For Aquinas, there is no way of escaping this shocking contradiction between natural moral law and arbitrary divine command, because if he appeals to natural law to correct the Biblical story, he will be exposed to persecution from church authorities.  In fact, the Bishop of Paris had condemned faculty at the University of Paris who were accused of teaching pagan natural philosophy that was contrary to the Christian faith, and there were suspicions about Aquinas being one of that group.  We might consider the possibility that this forced Aquinas to engage in esoteric writing.
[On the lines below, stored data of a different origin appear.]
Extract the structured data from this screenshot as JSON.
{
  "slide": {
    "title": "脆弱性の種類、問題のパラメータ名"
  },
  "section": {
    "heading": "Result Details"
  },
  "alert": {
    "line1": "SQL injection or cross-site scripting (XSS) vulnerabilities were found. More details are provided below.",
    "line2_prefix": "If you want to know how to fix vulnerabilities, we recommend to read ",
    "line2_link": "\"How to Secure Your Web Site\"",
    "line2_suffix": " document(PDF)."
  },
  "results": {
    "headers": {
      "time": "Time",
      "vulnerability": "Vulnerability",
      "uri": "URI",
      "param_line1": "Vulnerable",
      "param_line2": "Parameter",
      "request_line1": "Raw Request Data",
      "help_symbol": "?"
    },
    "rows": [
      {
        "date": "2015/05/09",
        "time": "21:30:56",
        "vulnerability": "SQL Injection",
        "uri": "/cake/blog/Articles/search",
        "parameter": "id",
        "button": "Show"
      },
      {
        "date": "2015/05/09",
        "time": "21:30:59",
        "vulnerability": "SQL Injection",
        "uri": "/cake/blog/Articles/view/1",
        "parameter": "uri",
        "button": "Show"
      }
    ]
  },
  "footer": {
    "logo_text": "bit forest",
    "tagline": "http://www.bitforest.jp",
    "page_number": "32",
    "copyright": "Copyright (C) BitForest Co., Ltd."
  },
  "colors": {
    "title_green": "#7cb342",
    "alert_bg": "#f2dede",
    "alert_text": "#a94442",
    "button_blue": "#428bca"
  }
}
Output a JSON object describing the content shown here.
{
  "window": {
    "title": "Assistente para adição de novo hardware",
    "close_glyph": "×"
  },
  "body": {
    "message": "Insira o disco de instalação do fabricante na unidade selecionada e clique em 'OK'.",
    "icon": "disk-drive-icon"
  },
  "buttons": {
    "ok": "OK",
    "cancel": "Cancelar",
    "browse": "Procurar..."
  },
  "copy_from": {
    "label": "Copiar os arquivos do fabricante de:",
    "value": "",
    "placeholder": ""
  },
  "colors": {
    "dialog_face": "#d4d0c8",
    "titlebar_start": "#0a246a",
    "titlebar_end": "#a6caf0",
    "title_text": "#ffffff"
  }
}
A second example of how natural law might correct the Bible is in correcting the religious violence of the Old Testament.  The last three popes--John Paul II, Benedict XVI, and Francis--have all acknowledged that the Church needs to ask forgiveness for the religious violence practiced by the Church and endorsed by the Bible, including violence against heretics and apostates.  As Cardinal Ratzinger, and Prefect of the Congregation for the Doctrine of the Faith, Pope Benedict XVI endorsed a remarkable statement of the International Theological Commission in 1999 on "The Church and the Faults of the Past."  This statement indicates that we must recognize that the Bible is mistaken when it reports God as commanding unjust violence.  This is said to require a "paradigm change"--"a transition from a sacral society to a pluralist society, or, as occurred in a few cases, to a secular society." 

So now, it seems that the Catholic Church has embraced liberalism in accepting the move from a premodern "sacral society," in which violence could be used to enforce religion, to a "pluralist society" or "secular society," based on religious toleration and nonviolence. (This has been the subject of a previous post.) 
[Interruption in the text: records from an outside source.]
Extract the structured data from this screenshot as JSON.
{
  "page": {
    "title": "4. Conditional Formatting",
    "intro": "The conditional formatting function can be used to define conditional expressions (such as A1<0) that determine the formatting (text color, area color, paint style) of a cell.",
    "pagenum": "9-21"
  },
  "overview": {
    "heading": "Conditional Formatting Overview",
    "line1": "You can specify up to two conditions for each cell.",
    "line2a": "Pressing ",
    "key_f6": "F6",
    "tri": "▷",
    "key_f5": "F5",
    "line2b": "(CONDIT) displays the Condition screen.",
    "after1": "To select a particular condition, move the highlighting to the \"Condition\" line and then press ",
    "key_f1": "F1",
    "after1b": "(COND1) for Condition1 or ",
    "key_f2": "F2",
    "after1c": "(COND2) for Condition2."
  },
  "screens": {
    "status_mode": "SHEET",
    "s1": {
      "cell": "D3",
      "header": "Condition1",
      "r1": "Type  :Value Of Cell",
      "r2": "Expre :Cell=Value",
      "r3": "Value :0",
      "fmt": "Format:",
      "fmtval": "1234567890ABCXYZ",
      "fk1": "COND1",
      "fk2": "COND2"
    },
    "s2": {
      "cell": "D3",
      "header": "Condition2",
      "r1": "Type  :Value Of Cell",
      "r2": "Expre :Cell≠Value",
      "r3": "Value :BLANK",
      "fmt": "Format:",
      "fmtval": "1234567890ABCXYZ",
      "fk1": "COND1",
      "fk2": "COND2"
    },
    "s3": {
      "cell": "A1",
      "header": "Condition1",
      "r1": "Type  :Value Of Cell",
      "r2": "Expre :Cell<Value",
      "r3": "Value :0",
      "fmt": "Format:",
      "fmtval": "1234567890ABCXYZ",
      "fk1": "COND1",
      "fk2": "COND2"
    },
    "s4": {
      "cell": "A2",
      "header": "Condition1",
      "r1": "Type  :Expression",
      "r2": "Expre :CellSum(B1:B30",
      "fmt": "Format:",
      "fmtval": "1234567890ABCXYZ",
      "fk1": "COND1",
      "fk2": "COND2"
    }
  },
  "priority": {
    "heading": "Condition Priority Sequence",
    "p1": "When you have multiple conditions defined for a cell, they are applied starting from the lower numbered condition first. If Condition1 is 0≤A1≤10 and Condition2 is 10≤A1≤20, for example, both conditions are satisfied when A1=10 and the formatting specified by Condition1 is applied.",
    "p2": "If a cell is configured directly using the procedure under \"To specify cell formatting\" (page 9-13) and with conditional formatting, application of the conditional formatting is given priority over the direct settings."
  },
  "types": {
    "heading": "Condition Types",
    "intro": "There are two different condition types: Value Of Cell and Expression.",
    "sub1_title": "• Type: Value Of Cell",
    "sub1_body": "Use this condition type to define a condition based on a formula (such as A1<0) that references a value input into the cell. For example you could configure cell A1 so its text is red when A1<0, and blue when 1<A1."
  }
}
At the conference at Aquinas College, conservative Catholics argued that the only escape from the morally corrupting relativism of America's liberal culture was to restore faithfulness to the moral teaching of the Catholic Church's Magisterium.  But they were largely silent about how the Church (beginning with Vatican II) has accepted the liberalism of toleration and pluralism as a correction of the illiberal religious violence endorsed by the Bible and by the premodern Church.  Until recently, the Church saw Protestant Christians as heretics who could be properly persecuted and even executed (see Robert Bellarmine, On Temporal and Spiritual Authority [Liberty Fund, 2012], 79-120).  Aquinas endorsed the Inquisition (ST, II-II, q. 10, aa. 8, 11; q. 11, a. 3). Now, even conservative Catholics like Budziszewski recognize that this was wrong in violating natural law.
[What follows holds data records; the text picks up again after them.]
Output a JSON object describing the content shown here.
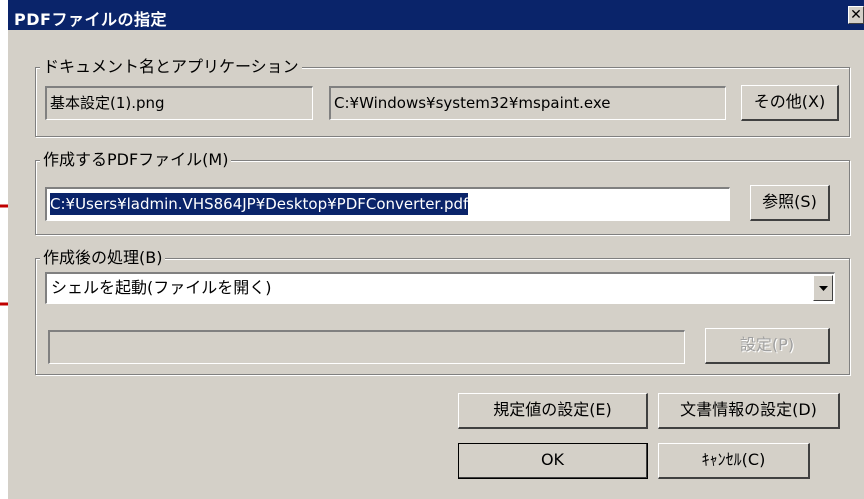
{
  "title": "PDFファイルの指定",
  "close_glyph": "✕",
  "document_group": {
    "legend": "ドキュメント名とアプリケーション",
    "document_name": "基本設定(1).png",
    "application_path": "C:¥Windows¥system32¥mspaint.exe",
    "other_button": "その他(X)"
  },
  "pdf_group": {
    "legend": "作成するPDFファイル(M)",
    "path": "C:¥Users¥ladmin.VHS864JP¥Desktop¥PDFConverter.pdf",
    "browse_button": "参照(S)"
  },
  "post_group": {
    "legend": "作成後の処理(B)",
    "selected_action": "シェルを起動(ファイルを開く)",
    "command_value": "",
    "settings_button": "設定(P)"
  },
  "buttons": {
    "defaults": "規定値の設定(E)",
    "doc_info": "文書情報の設定(D)",
    "ok": "OK",
    "cancel": "ｷｬﾝｾﾙ(C)"
  },
  "colors": {
    "titlebar": "#0a246a",
    "face": "#d4d0c8",
    "annotation_arrow": "#c00000"
  }
}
A third example of natural law correcting the Bible is recognizing the wrongness of the Bible's endorsement of slavery.  While the Bible sanctions slavery (see my post here, which includes links to other posts), Budziszewski knows by natural law that this is wrong, and therefore he looks for some way to correct the Bible to conform to his natural moral knowledge that slavery is wrong.  He writes: "Consider how many centuries it took natural law thinkers even in the Christian tradition to work out the implications of the brotherhood of master and slave.  At least they did eventually.  Outside of the biblical orbit, no one ever did--not spontaneously" (The Line Through the Heart, 36).  The explicit teaching of the Bible is that the "brotherhood of master and slave" is consistent with preserving slavery as a moral good, and this was the understanding of many Christians in the American South before the Civil War.  But Budziszewski rightly judges that Christians had to correct the Bible by seeing that human brotherhood demands the abolition of slavery as a great moral wrong.

As I have argued in Darwinian Natural Right, Darwin and others were able to see the wrongness of slavery as a violation of evolved human nature, and particularly of the natural desire for justice as reciprocity.